The survey found disparities between managers and employees, too. The business leaders surveyed – the majority of whom reported they are “thriving” – were more like to be millennial or Generation X men, information workers and people farther along in their careers.
Meanwhile, employees who said they are surviving or struggling included just about everyone else — including working mothers (56 percent), Generation Z members (60 percent), front-line workers (61 percent) and new employees on the job for less than a year (64 percent).

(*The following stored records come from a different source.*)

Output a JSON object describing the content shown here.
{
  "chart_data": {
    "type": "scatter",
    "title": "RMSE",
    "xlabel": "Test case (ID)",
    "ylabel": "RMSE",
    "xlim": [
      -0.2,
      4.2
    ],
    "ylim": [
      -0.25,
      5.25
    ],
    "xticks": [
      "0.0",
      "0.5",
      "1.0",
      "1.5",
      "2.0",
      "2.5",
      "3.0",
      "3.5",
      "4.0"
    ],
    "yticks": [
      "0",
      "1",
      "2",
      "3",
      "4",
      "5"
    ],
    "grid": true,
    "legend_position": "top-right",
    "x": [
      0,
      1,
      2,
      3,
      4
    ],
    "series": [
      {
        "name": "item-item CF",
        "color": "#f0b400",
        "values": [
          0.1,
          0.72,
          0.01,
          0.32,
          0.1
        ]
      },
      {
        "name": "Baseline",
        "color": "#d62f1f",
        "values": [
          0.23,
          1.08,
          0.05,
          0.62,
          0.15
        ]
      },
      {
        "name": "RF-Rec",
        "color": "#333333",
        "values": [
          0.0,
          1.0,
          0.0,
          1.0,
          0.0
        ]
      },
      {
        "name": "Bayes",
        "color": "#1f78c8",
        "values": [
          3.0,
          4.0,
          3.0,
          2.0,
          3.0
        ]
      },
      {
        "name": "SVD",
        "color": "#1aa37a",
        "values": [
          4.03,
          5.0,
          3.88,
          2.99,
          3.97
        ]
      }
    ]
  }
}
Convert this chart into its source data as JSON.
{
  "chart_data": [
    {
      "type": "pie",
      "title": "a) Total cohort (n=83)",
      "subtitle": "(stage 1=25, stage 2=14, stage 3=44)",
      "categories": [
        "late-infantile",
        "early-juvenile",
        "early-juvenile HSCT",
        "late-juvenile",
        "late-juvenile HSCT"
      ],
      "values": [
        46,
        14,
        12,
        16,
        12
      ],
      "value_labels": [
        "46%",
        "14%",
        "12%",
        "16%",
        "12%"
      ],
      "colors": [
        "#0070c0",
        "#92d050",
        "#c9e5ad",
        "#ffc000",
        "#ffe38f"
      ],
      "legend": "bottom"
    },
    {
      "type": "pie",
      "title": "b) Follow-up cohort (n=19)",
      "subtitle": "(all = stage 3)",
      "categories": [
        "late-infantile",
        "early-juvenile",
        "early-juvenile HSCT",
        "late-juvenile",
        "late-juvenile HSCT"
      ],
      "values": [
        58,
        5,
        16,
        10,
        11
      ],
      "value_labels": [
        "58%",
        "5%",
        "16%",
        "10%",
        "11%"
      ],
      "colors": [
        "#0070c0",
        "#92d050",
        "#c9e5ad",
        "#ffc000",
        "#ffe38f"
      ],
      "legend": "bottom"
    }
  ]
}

And it’s going to take more than a cursory pizza party, Zoom happy hour or free coffee mug to help the 54 percent of employees who said they feel “overworked” and 39 percent who feel “exhausted”. With flexible work arrangements here to stay, the index found, employees “want control of where, when, and how they work, and expect businesses to provide options.”
50
The value in British pounds of a new banknote featuring famed World War II codebreaker Alan Turing, who is considered the father of modern computing. During his lifetime, he was also persecuted for being gay.
The 50-pound note, worth about $70, will be released on June 23, what would have been Turing’s 109th birthday. Turing died at the age of 41 after being “treated appallingly” by British authorities, Bank of England governor Andrew Bailey said in a statement.
“By placing him on our new polymer £50 banknote, we are celebrating his achievements, and the values he symbolises,” Bailey added.
$1.73bn
The valuation of mental-health counselling and professional coaching startup BetterUp, which announced a royal addition to its C-suite this week. After raising $125m in series D funding, BetterUp said its valuation sailed to $1.73bn – putting it firmly in “unicorn” territory (a private startup valued over $1bn).
Britain’s Prince Harry will join the California-based firm as its first chief impact officer, continuing the mental health awareness work he has championed since opening up about how the death of his mother, Princess Diana, affected him.
Harry’s new job comes the prince and his wife, Meghan Markle, sat down for a bombshell interview with Oprah Winfrey in which Markle told the television host she had experienced suicidal thoughts and sought help from the palace but received none.
“Self-optimisation is not about fixing something that’s broken,” Harry wrote in a BetterUp blog post announcing his role. “It’s about becoming the best version of ourselves, with whatever life throws at us — someone who is ready for the next challenge and can meet setbacks with courage, confidence, and self-awareness.”
With all that life has thrown at us over the past year, that sounds like a great idea.